Vor allem die steigenden Energiepreise sorgten für die Zwei vor dem Komma. Die Verbraucherpreise lagen im September um 2,3 Prozent über dem Vorjahr.
Steigende Energiepreise haben die Teuerung in Deutschland im September auf den höchsten Stand seit Herbst 2011 getrieben. Die Verbraucherpreise lagen um 2,3 Prozent über dem Niveau des Vorjahresmonats, wie das Statistische Bundesamt am Donnerstag anhand vorläufiger Daten mitteilte. Einen höheren Wert gab es zuletzt im November 2011 - mit 2,4 Prozent.

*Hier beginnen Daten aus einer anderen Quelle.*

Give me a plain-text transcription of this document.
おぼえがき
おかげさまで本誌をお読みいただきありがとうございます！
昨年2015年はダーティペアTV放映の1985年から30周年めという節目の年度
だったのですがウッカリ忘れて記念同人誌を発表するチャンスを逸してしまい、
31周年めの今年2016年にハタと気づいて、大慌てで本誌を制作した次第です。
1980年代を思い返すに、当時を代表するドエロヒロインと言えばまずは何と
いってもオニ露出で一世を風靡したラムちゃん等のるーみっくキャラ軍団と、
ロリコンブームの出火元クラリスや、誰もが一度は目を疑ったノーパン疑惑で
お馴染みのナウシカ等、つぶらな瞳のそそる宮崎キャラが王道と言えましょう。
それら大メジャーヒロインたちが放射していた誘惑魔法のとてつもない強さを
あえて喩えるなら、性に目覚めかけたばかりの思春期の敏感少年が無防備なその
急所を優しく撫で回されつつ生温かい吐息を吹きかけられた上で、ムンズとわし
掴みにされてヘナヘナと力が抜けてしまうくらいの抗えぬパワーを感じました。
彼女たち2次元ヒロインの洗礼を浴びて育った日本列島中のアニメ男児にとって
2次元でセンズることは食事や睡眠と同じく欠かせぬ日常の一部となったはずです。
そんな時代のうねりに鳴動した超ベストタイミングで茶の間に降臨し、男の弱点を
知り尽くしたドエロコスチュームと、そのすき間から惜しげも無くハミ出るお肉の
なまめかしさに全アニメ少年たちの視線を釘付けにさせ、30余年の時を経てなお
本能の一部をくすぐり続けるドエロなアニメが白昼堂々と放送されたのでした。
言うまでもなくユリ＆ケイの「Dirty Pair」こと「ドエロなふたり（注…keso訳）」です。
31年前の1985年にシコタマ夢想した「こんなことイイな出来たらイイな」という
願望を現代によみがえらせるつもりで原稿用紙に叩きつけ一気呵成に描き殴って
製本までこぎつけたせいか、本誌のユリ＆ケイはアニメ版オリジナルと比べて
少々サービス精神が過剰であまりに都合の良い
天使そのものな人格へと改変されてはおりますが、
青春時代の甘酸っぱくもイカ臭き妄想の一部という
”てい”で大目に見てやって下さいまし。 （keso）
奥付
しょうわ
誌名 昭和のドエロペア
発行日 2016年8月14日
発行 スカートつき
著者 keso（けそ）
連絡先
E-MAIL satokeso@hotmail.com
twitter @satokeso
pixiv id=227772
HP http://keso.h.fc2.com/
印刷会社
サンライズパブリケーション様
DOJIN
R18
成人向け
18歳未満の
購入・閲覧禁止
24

Damit setzt sich die Inflation in Europas größter Volkswirtschaft im laufenden Jahr über der Zwei-Prozent-Marke fest - auch wenn Fachleute noch davon ausgehen, dass die Teuerung im Gesamtjahr unter diesem Wert bleiben wird. Dennoch ist der September der fünfte Monat in Folge mit einer Zwei vor dem Komma. Das gab es zuletzt vor mehr als fünf Jahren: Anfang 2012.
Preisanstieg bei Mieten moderat
In Deutschland mussten Verbraucher im September vor allem für Energie tiefer in die Tasche greifen als im vergangenen Jahr: Die Preise zogen um 7,7 Prozent an. Vor allem Heizöl und Sprit verteuerten sich, bei Heizöl gingen die Preise nach Angaben der Statistiker teils um mehr als 30 Prozent nach oben. Die Nahrungsmittelpreise zogen um 2,8 Prozent an. Bei Wohnungsmieten, die gut ein Fünftel der Konsumausgaben der privaten Haushalte ausmachen, verringerte sich der Preisauftrieb von 1,6 Prozent in den Vormonaten auf 1,5 Prozent im September 2018.
Auch der für europäische Vergleichszwecke berechnete Preisindex HVPI, den die Europäische Zentralbank (EZB) für ihre Geldpolitik heranzieht, stieg im Falle Deutschlands im Jahresvergleich um 2,2 Prozent. Von August auf September 2018 ging es hier ebenfalls um 0,4 Prozent nach oben.
Die EZB strebt mittelfristig für den Euroraum eine jährliche Inflationsrate von knapp unter 2,0 Prozent an. Bei diesem Wert sieht die Notenbank die Preisstabilität gewahrt.